Engaging in long brisk walks can have a profound impact on female hormones and overall health. These walks act as a gentle massage for the lymphatic system, promoting the circulation of vital nutrients throughout the body. By stimulating the heart's detox processes, regular brisk walking not only enhances cardiovascular health but also contributes to the strengthening of ligaments, bones, and muscles. To fully benefit from these advantages, it is essential to exercise seven days a week at a pace comfortable enough for a brisk walk lasting an hour. This consistent activity supports the healing process, fostering both physical resilience and emotional well-being. Making brisk walking a daily habit can lead to a healthier and more balanced life.

Conclusion

Step 1.
Remove dietary stress and transition into a more supportive diet, Carnivore is king.

Get the right investigative lab testing to make sure you do not have any unknown chronic stressors.
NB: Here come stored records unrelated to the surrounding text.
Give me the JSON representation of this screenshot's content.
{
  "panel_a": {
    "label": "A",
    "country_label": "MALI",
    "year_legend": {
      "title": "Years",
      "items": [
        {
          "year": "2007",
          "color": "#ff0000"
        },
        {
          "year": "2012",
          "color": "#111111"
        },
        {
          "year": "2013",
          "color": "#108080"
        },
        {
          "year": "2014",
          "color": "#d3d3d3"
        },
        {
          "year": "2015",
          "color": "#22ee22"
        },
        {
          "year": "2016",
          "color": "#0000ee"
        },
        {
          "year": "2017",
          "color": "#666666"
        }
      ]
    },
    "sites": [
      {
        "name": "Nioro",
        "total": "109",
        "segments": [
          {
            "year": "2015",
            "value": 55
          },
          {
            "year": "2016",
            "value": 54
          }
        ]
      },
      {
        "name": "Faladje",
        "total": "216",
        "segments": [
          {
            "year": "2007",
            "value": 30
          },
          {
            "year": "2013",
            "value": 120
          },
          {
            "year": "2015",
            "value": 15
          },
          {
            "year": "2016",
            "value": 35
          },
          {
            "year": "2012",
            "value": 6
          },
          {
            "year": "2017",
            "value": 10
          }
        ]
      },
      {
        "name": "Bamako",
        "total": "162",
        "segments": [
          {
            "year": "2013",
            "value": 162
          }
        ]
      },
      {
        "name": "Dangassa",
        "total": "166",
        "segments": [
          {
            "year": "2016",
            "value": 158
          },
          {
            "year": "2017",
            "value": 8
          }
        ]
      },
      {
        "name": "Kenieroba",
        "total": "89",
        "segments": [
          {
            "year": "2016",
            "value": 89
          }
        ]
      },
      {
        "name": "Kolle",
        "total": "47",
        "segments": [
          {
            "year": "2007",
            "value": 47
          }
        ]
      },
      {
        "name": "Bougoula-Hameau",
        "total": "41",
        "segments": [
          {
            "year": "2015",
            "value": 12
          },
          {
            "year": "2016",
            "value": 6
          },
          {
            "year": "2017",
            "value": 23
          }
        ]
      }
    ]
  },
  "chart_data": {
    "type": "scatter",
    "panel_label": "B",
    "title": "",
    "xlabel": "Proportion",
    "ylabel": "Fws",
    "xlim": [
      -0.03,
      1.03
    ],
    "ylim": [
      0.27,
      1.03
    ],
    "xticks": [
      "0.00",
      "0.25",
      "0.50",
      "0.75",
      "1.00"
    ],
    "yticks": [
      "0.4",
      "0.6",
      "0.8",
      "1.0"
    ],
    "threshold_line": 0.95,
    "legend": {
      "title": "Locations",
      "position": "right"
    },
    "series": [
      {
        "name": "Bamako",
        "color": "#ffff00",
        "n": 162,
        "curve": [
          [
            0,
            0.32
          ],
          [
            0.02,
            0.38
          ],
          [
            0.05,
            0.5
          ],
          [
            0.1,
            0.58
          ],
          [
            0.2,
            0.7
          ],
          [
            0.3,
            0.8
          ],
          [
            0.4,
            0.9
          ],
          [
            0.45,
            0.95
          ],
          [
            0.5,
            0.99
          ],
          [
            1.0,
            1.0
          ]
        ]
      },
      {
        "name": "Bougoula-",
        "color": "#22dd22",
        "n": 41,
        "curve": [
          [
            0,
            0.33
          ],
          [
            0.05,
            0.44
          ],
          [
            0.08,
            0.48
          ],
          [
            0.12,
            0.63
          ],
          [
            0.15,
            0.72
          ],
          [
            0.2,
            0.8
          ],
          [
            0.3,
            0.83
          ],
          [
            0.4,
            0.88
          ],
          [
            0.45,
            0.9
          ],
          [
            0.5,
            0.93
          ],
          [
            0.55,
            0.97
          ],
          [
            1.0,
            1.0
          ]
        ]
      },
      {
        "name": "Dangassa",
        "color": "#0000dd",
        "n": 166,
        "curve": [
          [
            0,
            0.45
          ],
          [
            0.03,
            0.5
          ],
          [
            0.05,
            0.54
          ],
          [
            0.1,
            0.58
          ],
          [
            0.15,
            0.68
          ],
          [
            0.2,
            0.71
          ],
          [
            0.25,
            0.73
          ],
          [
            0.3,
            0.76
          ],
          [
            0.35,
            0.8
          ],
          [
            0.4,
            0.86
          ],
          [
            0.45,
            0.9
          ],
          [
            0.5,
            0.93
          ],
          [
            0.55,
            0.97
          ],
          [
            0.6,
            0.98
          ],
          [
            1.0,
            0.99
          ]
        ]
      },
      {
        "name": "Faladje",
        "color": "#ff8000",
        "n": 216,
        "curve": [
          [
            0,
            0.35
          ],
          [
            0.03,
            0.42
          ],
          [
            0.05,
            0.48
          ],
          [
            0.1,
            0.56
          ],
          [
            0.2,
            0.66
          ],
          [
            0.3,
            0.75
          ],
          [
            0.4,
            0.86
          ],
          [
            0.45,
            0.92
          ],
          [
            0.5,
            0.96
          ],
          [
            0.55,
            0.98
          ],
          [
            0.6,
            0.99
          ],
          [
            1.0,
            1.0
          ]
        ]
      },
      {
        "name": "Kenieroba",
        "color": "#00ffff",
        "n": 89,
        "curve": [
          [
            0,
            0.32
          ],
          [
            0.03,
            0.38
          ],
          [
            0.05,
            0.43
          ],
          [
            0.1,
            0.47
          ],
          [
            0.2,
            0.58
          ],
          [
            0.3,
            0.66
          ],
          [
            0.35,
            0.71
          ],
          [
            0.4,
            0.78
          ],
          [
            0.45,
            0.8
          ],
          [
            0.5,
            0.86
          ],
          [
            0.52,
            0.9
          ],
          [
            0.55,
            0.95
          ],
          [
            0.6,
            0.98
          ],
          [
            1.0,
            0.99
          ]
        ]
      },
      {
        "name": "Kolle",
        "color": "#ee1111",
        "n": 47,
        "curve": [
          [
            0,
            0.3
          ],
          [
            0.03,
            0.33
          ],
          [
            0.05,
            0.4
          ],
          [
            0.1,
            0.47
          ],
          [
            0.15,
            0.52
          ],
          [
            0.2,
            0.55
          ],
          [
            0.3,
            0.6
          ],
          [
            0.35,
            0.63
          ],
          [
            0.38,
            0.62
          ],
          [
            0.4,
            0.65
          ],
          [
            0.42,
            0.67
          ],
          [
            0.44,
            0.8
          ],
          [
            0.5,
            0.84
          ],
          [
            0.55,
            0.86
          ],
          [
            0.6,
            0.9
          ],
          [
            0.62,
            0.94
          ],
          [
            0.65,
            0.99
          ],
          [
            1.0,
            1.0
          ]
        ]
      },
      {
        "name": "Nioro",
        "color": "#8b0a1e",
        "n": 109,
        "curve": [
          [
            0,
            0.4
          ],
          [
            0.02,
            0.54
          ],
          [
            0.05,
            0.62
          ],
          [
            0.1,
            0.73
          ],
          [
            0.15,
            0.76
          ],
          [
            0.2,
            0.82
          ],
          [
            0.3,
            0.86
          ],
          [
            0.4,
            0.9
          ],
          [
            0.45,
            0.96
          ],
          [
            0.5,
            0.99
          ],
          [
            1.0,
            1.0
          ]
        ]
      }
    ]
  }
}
Supplement any deficiency and rebuild the organs reserves, retest after 4-8 weeks.

Step 2.
When you are stable and out of "sympathetic Nervous system dominance add in an exercise program of long brisk walks building up to 1 hour daily.

If you are able - add in 2-4 Resistance workouts every week, ensuring enough time for recovery. Muscle and structural integrity is key to long term lasting health and mental happiness.